Force Majeure adalah suatu keadaan diluar kekuasaan manusia. Keadaan yang terjadi melampaui kemampuan manusia untuk mengatasinya.
Salah satu ciri dari di luar kemampuan manusia, peristiwanya terjadi diluar dugaan baik waktunya maupun kejadiannya sendiri. Kapan terjadinya dan apa peristiwanya tidak ada yang tau.
Selanjutnya pihak yang berkewajiban tidak berperanan sama sekali membuat terjadinya keadaan force majeure. Apabila pihak yang berkewajiban pemicu terjadinya, maka tidak bisa dikatagorikan force majeure, walaupun peristiwanya diluar kemampuan manusia mengatasinya.
Contoh, kebakaran barang dagangan karena kelalaian debitur. Â Keadaan ini tidak bisa dijadikan keadaan force majeure bagi debitur.
Selain itu pihak yang berkewajiban sudah melakukan upaya=upaya yang maksimal untuk memenuhi kewajibannya. Apabila tidak ada upaya sama sekali alias hanya berpangku tangan saja menghadapi suatu keadaan, tidak bisa dinamakan keadaan force majeure.

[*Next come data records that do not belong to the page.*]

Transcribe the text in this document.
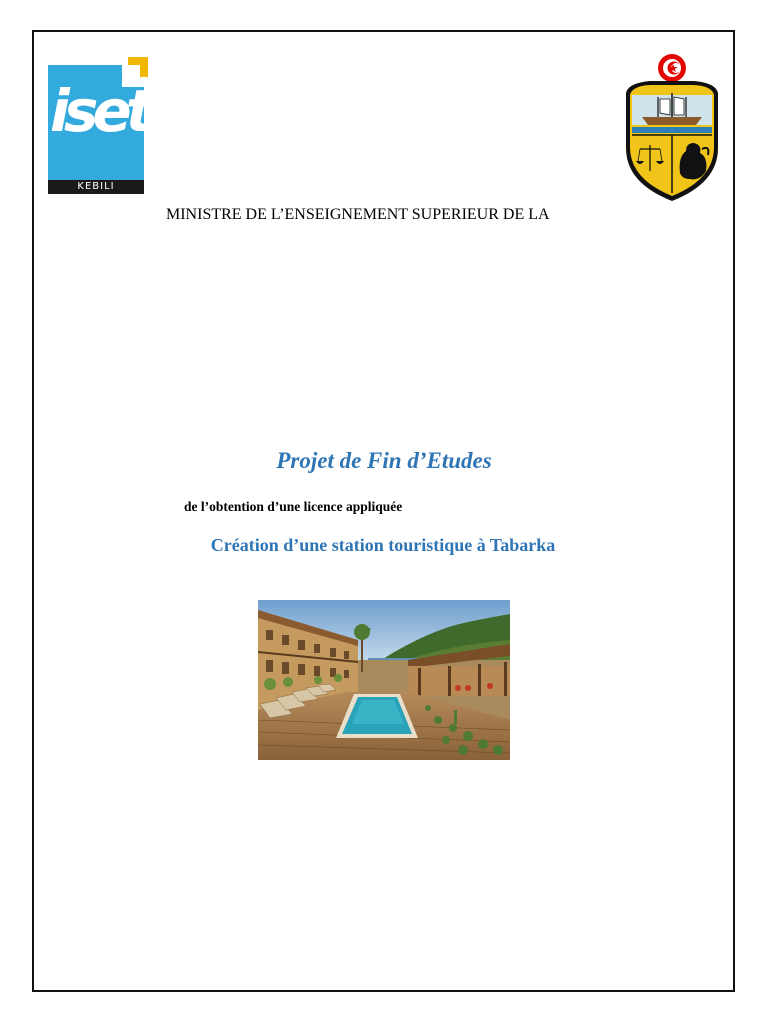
iset
KEBILI
MINISTRE DE L’ENSEIGNEMENT SUPERIEUR DE LA
Projet de Fin d’Etudes
de l’obtention d’une licence appliquée
Création d’une station touristique à Tabarka
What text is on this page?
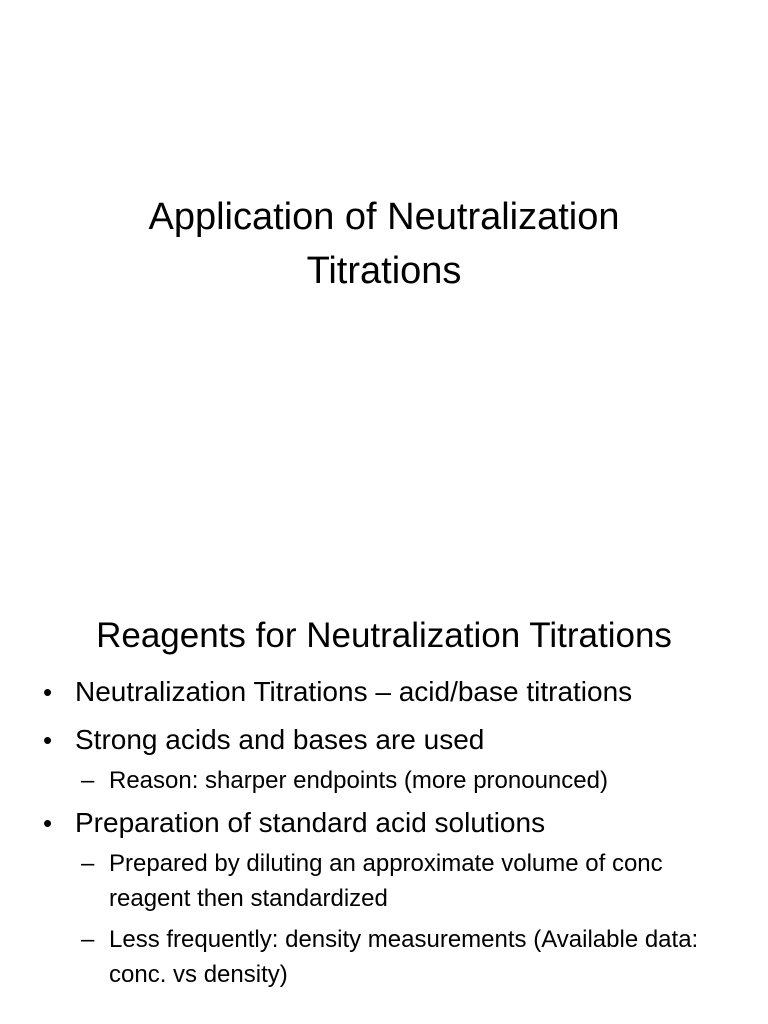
Application of Neutralization
Titrations
Reagents for Neutralization Titrations
• Neutralization Titrations – acid/base titrations
• Strong acids and bases are used
– Reason: sharper endpoints (more pronounced)
• Preparation of standard acid solutions
– Prepared by diluting an approximate volume of conc reagent then standardized
– Less frequently: density measurements (Available data: conc. vs density)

Syarat terakhir. Peristiwanya relevan dengan kewajiban.
Boleh dikatakan erat hubungannya antara peristiwa dengan kewajiban. Hubungannya merupakan sebab dan akibat. Syarat relevansi inilah yang mengakibatkan suatu keadaan Force Majeure menjadi unik.
Keadaan force majeure tidak bisa diberlakukan secara umum, harus dilihat kasus demi kasus. Erupsi Gunung Merapi di Yogya, tidak otomatis mengakibatkan seluruh perjanjian di daerah Yogya dalam keadaan force majeure. Harus dilihat kasus per kasus.
Banyak syarat-syarat yang harus dipenuhi agar suatu keadaan dinamakan force majeure. Kevalidan suatu force majeure tergantung pemenuhan unsur-unsur yang diuraikan diatas.
 Sumber Aturan Force Majeure.
Ada 2 sumber aturan force majeure yang dikenal sebagai klausula yang mengikat dari suatu perjanjian.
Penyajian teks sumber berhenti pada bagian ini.